We hear it often in the news: college is too expensive and student loan debt is crippling graduates. While both of these are true for some, it doesn’t have to be the norm for your child. Reconsider your perspective as you check out these myths about paying for college.

The cost of college is too high.

It’s true that the cost of college is more expensive than it’s ever been. But a less expensive option is community college. Average tuition costs for a Nebraska community college program are roughly $3,000 per year. Plus tack on another $1,000 for books. That can be much more manageable compared to a $30,000 four-year private college.

Consider going to and completing a community college program, where you can earn a diploma, certificate, or associate’s degree in the course of two years. And if you really want a bachelor’s degree, you can transfer. But be careful – freshman of 4-year schools are typically offered more financial aid than transfers. And you must be sure that the credits you received from your community college will transfer to your college/university. Otherwise, you just spent cash on classes you’ll have to retake.

Lastly, consider keepin’ ‘em at home. Room and board is $8,000-10,000 on average each year.
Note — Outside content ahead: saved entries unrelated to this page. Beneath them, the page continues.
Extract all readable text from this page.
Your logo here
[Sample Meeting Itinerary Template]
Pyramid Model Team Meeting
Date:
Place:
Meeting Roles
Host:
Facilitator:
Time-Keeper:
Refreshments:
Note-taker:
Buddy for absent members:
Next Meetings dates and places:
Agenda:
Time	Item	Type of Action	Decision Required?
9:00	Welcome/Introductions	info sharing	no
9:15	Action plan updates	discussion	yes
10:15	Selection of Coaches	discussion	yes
This is a hard choice, especially if you had the traditional campus life experience and want the same for your child. But you’re already paying the mortgage or rent on your own place, so save a second payment and keep your kid in the basement – for now.

My student is a star athlete. He/she will get a full-ride athletic scholarship.

It may surprise you to learn that very few high school athletes play at the college level. Only 2% of high school athletes earn athletic scholarships. Ouch. This can be tough-hitting news.

Your child is more likely to receive academic or need-based scholarships (and remember – if they do want to play athletics, they need good grades to compete, too). If your child is serious about playing athletics in college, check out the NCAA Eligibility Center for academic requirements.

Student loan debt is outrageous.

I completely agree – student loan debt is outrageous today. Average debt load for a graduate from a 4-year school in Nebraska is $26,585. But research proves the long-term financial benefits of a college degree outweigh a reasonable monthly student loan payment. And you don’t have to be in average debt.

There is a cap on how much you can borrow in federal student loans. Once you hit these maximums, you’ll have to get a private loan – and they nearly always have higher interest rates, compound interest quicker, and don’t have as many protections in place as federal loans. Get the truth about how much your child can borrow and what an average monthly student loan payment will look like.

Don’t wait. Be careful to prepare.

We all hope for big scholarships for our children, but the reality is that may not pan out. Continue to hope, but prepare for the worst. If you expect your child to go to college, you should also have an expectation that your family should be saving for it now.

Expenses are tight for most of us every month, but consider what you can cut from your monthly budget. Even a small amount can contribute significantly. If you saved $50 per month beginning your child’s 8th-grade year, you could have $3,000 in a savings account by the time he/she begins college. And a 529 college savings plan could help you earn interest off those funds – and tax benefits.